General approach to the understanding the electronic structure of graphene on metals

TL;DR

This paper introduces a general approach to understanding how bonding mechanisms affect the electronic structure of graphene on various metal substrates, demonstrated through case studies on Al(111), Ni(111), and Cu(111).

Contribution

It provides a unified framework linking bonding strength to electronic structure modifications in graphene/metal systems, clarifying long-standing debates.

Findings

Dirac cone preserved in weakly bonded graphene on Al(111)

Dirac cone destroyed in strongly bonded graphene on Ni(111)

Electronic structure of graphene/Cu(111) explained by the approach

Abstract

This manuscript presents the general approach to the understanding of the connection between bonding mechanism and electronic structure of graphene on metals. To demonstrate its validity, two limiting cases of the "weakly" and "strongly" bonded graphene on Al(111) and Ni(111) are considered, where the Dirac cone is preserved or fully destroyed, respectively.
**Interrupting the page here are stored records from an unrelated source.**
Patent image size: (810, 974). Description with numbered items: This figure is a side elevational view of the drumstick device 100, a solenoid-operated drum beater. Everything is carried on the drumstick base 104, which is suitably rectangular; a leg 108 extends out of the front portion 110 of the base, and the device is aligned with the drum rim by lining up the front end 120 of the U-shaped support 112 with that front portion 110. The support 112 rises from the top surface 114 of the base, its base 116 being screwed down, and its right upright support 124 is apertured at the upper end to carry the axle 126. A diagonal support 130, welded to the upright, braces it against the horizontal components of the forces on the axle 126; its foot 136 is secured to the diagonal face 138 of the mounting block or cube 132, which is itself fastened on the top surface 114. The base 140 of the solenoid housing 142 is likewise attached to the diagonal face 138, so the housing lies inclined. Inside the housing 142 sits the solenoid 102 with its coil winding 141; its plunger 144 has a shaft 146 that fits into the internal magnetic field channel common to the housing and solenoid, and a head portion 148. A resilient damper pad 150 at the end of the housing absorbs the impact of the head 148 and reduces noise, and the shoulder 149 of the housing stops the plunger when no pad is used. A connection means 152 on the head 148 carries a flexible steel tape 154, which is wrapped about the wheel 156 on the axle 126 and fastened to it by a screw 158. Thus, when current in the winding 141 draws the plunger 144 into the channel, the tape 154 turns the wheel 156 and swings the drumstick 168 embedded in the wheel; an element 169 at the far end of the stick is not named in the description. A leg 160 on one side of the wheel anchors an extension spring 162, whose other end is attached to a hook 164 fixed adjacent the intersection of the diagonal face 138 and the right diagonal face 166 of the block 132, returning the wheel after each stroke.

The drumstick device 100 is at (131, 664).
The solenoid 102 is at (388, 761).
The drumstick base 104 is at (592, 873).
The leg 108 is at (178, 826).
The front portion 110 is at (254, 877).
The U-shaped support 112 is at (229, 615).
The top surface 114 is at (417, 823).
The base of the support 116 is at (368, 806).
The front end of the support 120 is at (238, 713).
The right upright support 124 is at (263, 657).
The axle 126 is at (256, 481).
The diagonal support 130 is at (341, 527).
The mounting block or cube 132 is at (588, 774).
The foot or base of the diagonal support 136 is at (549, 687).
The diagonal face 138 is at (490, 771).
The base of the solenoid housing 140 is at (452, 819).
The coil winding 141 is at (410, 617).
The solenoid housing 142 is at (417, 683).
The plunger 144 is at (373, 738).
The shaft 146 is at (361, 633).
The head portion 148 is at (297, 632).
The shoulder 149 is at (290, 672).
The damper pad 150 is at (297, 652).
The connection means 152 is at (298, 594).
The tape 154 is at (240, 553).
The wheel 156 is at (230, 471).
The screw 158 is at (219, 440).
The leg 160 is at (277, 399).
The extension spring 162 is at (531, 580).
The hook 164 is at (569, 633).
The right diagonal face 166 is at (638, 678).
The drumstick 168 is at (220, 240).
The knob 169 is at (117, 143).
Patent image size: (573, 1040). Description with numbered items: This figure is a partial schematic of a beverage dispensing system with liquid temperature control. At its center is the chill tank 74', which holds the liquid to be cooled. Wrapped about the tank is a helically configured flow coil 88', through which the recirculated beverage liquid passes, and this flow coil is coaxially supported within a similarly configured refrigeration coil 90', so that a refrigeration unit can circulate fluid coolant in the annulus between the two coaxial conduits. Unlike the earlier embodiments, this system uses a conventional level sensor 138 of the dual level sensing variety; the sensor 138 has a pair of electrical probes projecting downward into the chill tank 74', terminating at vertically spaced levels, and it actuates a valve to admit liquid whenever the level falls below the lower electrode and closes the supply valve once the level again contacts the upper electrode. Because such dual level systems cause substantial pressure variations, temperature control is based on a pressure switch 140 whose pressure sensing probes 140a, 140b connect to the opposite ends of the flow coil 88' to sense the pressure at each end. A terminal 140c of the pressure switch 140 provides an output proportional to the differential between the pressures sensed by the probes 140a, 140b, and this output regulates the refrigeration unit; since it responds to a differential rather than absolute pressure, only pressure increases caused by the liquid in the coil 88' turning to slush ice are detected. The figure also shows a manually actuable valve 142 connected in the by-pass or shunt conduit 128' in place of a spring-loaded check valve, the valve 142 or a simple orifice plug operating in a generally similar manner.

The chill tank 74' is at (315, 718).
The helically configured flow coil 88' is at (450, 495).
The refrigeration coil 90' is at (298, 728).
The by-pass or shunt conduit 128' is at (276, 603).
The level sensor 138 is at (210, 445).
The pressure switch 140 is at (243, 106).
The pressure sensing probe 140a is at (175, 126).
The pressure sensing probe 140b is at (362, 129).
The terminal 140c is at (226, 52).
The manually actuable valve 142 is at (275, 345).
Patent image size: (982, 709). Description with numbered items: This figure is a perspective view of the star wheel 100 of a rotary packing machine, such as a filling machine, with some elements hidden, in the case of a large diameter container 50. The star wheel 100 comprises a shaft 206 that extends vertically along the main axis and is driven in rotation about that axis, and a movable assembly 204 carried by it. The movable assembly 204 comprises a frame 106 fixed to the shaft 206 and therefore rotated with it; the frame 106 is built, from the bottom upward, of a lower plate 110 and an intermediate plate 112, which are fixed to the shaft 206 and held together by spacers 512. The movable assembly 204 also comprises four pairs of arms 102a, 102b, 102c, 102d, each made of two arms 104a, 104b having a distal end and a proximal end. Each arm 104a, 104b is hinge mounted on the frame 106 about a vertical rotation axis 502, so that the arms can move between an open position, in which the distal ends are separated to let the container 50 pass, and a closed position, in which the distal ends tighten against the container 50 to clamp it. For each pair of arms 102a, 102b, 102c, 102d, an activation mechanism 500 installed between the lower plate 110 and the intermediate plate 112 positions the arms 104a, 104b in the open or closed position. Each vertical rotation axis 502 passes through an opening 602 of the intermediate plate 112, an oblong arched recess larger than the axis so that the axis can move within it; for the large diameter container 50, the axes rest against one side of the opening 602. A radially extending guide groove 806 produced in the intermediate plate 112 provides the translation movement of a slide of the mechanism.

Furthermore, the electronic structure, i. e. doping level, hybridization effects, as well as a gap formation at the Dirac point of the intermediate system, graphene/Cu(111), is fully understood in the framework of the proposed approach. This work summarises the long-term debates regarding connection of the bonding strength and the valence band modification in the graphene/metal systems and paves a way for the effective control of the electronic states of graphene in the vicinity of the Fermi level.